Aquí la historia del crimen organizado en la cuna del Sol Naciente, al tiempo que una comparativa con la imagen que de ésta se desprende en la obra de Toshihiro Nagoshi.
Durante su máximo apogeo, la Yakuza congregó la friolera de 3.000 bandas, la mayoría afiliadas a unos pocos conglomerados. Algunos de sus menesteres actuales son la extorsión, la prostitución, el tráfico de drogas, el juego ilegal y la usura. Su control se extiende a bares y restaurantes, compañías de transporte, agencias de talentos, fábricas e incluso multinacionales del sector tecnológico.
Rastrear los orígenes de la Yakuza se antoja complicado, aunque sabemos que el término surgió en torno a las barajas hanafuda, aparecidas en el siglo XVI y fabricadas por Nintendo en sus primeros compases comerciales. Uno de los juegos más populares entre los corredores de apuestas consistía en repartir 3 cartas numeradas a cada participante, siendo su puntuación la segunda cifra tras sumar dichos números. Así, 20 (equivalente a cero) era el peor resultado y 19 (equivalente a 9) garantizaba la victoria. Las cartas 8 (ya), 9 (ku) y 3 (za) representaban entonces una combinación «indeseable», significado que terminó adquiriendo «yakuza» en un contexto social, para referir a quienes se integraban en bandas.
En cualquier caso, la percepción inicial de la Yakuza por parte de la sociedad japonesa no era especialmente negativa. Los consideraban colectivos turbios, pero de algún modo necesarios para su cotidianidad.
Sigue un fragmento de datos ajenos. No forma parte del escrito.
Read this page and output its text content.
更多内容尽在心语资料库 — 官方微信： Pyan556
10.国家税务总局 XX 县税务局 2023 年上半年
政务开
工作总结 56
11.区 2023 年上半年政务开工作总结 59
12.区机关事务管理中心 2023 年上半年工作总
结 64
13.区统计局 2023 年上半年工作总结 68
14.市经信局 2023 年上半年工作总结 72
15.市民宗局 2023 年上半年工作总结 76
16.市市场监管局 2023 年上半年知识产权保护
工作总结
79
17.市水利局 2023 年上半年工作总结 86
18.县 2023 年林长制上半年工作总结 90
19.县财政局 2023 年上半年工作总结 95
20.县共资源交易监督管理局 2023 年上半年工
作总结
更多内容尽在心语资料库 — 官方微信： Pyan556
Esto cambió tras la aprobación de la ley Anti-Boryokudan (grupos violentos) en 1991, por la que se persiguió a cualquier órgano que propiciase la comisión de delitos entre sus miembros. Fue el comienzo del fin, pero mejor volvemos al principio.
Algunos antepasados de la Yakuza se enmarcan en el último de los estratos sociales durante el periodo Tokugawa (1603 a 1868), el de los burakumin o «intocables». Estaba compuesto por curtidores y sepultureros, tareas consideradas indignas. Por este motivo se les refirió también como eta («muy contaminado») o hinin («no humano»). Vivían en comunidades diseminadas, se les identificaba con collares amarillos y tenían prohibido casarse con integrantes de otras clases. También a la inversa, de forma que si alguien se relacionaba con un intocable, al instante quedaba marcado como tal.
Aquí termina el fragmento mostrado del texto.